A second objective of the studies of DNA polymorphisms is to make inferences about demographic history, including population bottlenecks and expansions (4, 15, 23–25). The results of these studies often are conflicting, with evidence for expansions at some loci [e.g., mtDNA (24)] but not at others [e.g., β-globin (4)]. In this paper, we test for evidence of growth in the effective number of Y chromosomes.
In the companion paper, Shen et al. (26) report on the use of denaturing high-performance liquid chromatography (DHPLC) to reveal single-nucleotide polymorphisms in a worldwide sample of Y chromosomes. The sample of chromosomes analyzed in the present paper was completely screened by DHPLC‡‡ in the regions of the three genes SMCY, DFFRY, and DBY. Shen et al. report a total of 78 polymorphisms across the three genomic regions, a much larger number than found in previous studies of Y chromosomes. For SMCY, 53 chromosomes were typed, whereas 70 were typed for the other two genes. These data are summarized in Table 1. In addition, the same regions were sequenced in a chimpanzee and, where possible, in a gorilla, orangutan, and old- and new world monkeys. The chimpanzee sequences were used to infer the roots and the ancestral genotypes of the human Y chromosome trees.
Table 1
| Gene | Sequence length | Sample size | No. polymorphisms | No. substitutions | Mutation rate |
|---|---|---|---|---|---|
| SMCY | 39,931 | 53 | 47 (41) | 528 | 1.32 × 10−9 |
| DBY | 8547 | 70 | 14 (12) | 107 | 1.25 × 10−9 |
| DFFRY | 15,642 | 70 | 17 (15) | 159 | 1.02 × 10−9 |
| Three genes | 64,120 | 43 | 65 (56) | 794 | 1.24 × 10−9 |
For each gene, we give the total number of polymorphisms and, in parentheses, the number of polymorphisms after the removal of length variants, repeat sequences, and indels.

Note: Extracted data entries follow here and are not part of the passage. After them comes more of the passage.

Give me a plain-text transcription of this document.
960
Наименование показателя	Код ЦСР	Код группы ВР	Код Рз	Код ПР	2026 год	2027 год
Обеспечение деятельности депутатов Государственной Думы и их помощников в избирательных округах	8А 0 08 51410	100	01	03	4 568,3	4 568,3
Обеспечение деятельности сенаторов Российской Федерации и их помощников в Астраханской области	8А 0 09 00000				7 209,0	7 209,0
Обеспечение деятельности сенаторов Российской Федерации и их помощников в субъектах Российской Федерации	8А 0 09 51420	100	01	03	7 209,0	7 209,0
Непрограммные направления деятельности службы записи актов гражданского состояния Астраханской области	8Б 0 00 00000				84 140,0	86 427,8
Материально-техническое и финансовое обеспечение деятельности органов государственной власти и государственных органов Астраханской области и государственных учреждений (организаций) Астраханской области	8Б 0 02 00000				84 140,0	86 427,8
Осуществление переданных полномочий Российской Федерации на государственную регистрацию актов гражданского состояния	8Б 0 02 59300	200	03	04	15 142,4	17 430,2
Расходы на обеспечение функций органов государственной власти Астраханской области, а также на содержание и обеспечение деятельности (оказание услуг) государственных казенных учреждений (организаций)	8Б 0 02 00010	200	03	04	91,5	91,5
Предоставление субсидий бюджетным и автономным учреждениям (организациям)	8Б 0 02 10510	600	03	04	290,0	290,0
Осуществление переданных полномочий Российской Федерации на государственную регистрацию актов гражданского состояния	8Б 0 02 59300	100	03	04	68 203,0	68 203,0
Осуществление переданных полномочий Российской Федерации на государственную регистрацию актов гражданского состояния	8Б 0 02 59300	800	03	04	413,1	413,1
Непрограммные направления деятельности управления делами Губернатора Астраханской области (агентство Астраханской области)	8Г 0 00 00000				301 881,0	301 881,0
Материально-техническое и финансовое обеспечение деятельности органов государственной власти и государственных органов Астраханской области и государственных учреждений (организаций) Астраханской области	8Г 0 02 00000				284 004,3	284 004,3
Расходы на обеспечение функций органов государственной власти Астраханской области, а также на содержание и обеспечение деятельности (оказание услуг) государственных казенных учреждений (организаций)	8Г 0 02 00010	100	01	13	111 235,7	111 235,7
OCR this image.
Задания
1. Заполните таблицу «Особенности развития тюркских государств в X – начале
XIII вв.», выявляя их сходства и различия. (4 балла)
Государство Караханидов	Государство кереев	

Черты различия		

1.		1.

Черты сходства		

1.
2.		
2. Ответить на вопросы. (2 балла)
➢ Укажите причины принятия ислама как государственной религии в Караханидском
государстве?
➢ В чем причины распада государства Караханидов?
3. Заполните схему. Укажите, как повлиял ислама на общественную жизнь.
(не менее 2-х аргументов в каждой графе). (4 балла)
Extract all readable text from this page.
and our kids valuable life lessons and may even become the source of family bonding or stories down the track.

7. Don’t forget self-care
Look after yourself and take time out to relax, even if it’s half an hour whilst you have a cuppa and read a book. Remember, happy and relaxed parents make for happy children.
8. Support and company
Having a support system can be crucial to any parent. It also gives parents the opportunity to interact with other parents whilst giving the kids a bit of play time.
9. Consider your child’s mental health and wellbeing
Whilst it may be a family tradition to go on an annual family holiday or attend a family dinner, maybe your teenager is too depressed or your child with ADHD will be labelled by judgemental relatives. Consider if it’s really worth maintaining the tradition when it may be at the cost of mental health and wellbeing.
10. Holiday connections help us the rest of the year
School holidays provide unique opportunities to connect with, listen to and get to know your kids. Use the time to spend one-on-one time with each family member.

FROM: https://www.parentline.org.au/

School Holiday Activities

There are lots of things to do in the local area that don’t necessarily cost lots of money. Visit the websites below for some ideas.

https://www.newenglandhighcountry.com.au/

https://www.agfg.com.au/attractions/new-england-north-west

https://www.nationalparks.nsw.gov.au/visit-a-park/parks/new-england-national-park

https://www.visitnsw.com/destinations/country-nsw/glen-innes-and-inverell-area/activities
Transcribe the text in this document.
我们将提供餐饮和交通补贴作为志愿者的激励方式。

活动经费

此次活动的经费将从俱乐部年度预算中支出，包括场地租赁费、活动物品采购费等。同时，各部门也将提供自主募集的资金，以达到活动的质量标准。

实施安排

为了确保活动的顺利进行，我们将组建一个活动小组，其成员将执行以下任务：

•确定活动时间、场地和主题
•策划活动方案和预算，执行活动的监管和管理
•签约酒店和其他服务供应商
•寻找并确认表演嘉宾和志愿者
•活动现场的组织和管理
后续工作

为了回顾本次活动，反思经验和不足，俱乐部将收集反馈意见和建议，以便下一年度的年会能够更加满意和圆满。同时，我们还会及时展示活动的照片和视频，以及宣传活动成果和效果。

In this paper, we use the data of Shen et al. (26) to build Y chromosome trees, to estimate E[TMRCA] for each gene as well as all three together, and to estimate the expected times of mutations as well as the growth rate of the worldwide population represented by the sample. Our estimate of E[TMRCA] for the sampled Y chromosomes is of the order of 59,000 years which agrees closely with the estimate of Pritchard et al. (15) from Y chromosome microsatellite polymorphisms. We also consider the geographic distribution of the observed haplotypes and estimate the expected ages of two mutations that are of particular interest.
Mutation Rate
For the ages of major events in these trees, an estimate for the mutation (single-nucleotide substitution) rate was needed. To obtain this rate, the number of substitutions was found between a chimpanzee sequence and a human sequence for the genomic region in question. From this information, the mutation rates per site per year for the three genes were estimated by:
where ℓ is the sequence length (number of base pairs) and Tsplit is the time in years since the human and chimpanzee split, assumed here to be 5 million years ago. The mutation rate estimates for the three genes are given in Table 1. This method of estimation of the mutation rate assumes selective neutrality of all changes on the Y chromosome since divergence.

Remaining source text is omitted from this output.